Elle implique de renverser le raisonnement qui consistait à imposer les modèles développés en occident et de donner désormais la priorité aux organisations locales, publiques et privées, qui disposent de toutes les données nécessaires au lancement de programmes d’aide cohérents.
Ce qui est attendu, c’est un changement d’attitude, des collaborations nouées sur des bases égalitaires et de respect mutuel, l’échange des savoir-faire.
S’y ajoute une attente plus exigeante quant aux critères de gestion et de comportement (ex.
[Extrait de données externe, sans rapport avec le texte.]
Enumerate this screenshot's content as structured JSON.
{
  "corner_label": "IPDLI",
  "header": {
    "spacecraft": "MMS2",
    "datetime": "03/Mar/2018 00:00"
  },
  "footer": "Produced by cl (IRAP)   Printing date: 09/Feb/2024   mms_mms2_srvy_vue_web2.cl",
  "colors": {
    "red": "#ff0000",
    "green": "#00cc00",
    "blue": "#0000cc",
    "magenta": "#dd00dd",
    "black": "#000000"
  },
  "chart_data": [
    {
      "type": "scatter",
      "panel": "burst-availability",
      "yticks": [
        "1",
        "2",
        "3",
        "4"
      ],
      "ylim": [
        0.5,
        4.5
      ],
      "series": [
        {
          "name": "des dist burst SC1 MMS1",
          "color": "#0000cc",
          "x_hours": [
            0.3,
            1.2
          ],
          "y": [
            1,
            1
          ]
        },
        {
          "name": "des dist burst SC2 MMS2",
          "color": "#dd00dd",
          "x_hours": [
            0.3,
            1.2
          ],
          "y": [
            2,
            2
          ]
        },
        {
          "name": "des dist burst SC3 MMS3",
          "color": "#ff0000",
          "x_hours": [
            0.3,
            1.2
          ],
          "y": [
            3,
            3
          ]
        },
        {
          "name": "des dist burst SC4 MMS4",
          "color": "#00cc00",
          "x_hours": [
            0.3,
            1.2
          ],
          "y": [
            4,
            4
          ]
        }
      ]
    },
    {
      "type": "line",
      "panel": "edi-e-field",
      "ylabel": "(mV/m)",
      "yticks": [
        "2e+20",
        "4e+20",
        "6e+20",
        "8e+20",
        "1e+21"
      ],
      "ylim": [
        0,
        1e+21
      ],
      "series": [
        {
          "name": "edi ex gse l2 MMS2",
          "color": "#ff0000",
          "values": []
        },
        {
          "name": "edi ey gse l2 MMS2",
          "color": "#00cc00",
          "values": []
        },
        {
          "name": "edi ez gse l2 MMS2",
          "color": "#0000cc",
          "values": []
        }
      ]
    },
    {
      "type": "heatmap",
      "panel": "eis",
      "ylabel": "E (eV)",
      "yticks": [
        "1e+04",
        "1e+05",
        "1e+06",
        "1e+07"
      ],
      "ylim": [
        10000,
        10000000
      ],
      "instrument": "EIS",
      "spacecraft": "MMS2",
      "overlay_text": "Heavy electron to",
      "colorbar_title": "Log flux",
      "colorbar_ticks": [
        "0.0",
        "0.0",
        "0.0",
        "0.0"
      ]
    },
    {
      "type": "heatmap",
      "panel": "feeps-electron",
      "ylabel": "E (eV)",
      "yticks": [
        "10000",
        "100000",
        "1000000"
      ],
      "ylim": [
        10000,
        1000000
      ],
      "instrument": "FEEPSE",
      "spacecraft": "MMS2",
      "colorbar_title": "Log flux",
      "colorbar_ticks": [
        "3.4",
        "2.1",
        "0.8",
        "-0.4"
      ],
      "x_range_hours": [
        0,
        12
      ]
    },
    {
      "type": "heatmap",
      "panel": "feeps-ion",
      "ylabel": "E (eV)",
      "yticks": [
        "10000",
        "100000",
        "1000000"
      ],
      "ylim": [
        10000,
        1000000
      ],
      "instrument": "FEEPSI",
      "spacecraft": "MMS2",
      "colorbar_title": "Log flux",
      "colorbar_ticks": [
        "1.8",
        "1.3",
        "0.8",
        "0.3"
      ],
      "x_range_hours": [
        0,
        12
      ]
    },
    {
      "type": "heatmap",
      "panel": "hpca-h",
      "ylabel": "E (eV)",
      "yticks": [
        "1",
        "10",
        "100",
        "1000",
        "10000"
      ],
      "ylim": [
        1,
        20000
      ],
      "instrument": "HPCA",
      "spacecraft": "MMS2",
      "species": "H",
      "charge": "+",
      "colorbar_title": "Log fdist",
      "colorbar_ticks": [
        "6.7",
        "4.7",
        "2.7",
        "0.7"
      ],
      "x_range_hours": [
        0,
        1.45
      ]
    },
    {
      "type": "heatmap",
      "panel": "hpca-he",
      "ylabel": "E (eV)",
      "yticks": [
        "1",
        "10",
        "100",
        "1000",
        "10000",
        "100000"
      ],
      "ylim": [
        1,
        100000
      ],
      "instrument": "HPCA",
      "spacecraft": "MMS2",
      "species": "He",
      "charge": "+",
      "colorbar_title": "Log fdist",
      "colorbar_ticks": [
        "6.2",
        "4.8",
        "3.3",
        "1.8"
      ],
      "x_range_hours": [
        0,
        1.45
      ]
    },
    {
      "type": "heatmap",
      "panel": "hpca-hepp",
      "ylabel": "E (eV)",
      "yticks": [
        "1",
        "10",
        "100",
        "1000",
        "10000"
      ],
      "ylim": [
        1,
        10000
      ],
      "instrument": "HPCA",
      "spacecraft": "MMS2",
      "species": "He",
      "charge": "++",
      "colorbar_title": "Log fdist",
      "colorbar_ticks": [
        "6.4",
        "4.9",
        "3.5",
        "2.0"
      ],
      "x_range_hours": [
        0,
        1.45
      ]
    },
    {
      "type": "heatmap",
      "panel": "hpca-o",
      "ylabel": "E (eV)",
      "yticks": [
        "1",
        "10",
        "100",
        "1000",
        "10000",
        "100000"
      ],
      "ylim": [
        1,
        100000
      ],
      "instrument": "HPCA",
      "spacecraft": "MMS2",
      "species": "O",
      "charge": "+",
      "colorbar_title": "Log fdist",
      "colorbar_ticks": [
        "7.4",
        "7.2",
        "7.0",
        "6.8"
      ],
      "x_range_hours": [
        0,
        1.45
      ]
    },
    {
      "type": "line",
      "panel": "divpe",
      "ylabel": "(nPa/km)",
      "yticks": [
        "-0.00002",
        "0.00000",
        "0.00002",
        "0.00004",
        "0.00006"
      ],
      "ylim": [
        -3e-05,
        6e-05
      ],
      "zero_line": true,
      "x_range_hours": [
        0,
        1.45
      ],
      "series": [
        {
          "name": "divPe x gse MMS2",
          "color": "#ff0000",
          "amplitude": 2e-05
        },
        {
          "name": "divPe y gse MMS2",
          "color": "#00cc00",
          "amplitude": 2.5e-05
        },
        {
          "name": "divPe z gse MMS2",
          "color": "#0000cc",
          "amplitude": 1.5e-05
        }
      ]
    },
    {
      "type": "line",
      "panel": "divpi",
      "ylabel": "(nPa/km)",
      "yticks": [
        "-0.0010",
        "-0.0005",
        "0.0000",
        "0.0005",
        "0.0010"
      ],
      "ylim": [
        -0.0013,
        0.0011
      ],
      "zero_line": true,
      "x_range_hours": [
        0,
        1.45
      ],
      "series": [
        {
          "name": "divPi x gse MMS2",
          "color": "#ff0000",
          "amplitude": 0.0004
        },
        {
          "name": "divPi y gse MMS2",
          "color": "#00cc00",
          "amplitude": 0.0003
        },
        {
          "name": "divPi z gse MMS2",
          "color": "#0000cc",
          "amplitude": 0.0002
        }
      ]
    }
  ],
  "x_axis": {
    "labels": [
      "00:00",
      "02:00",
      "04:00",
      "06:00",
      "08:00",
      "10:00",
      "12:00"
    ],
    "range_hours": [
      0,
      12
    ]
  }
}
exploitation, corruption, sexisme, racisme).
En conclusion
Dans les milieux humanitaires, il est souvent plus aisé de poser les bonnes questions que d’y répondre. Se conforter dans des fonctionnements éprouvés par le temps est une tendance qui marque la vie de maintes institutions internationales pliant sous le poids des règles à suivre. Là se situe une bonne part de l’ambiguïté d’un monde qui prône la localisation et ne réussit pas à simplifier ses modèles. Or, si les ONG humanitaires, grandes et petites, ne parviennent pas à épouser ensemble le changement, celui-ci restera lettre morte.
A ce stade, il apparaît certain que la Chaîne du Bonheur ne peut pas se contenter de demi-mesures.
Les pressions de l’environnement financier et technologique, le profil des crises, la présence toujours plus forte des acteurs locaux exigent un positionnement fort et transparent. Des ouvertures existent.
Il faut agir avant que les fenêtres de tir ne se referment.
L’ambition est de faire de la Chaîne du Bonheur une institution efficiente, bien dans sa peau et bien dans son temps. Et surtout proche de ceux qui l’accompagnent dans son action, les personnes affectées et les donateurs.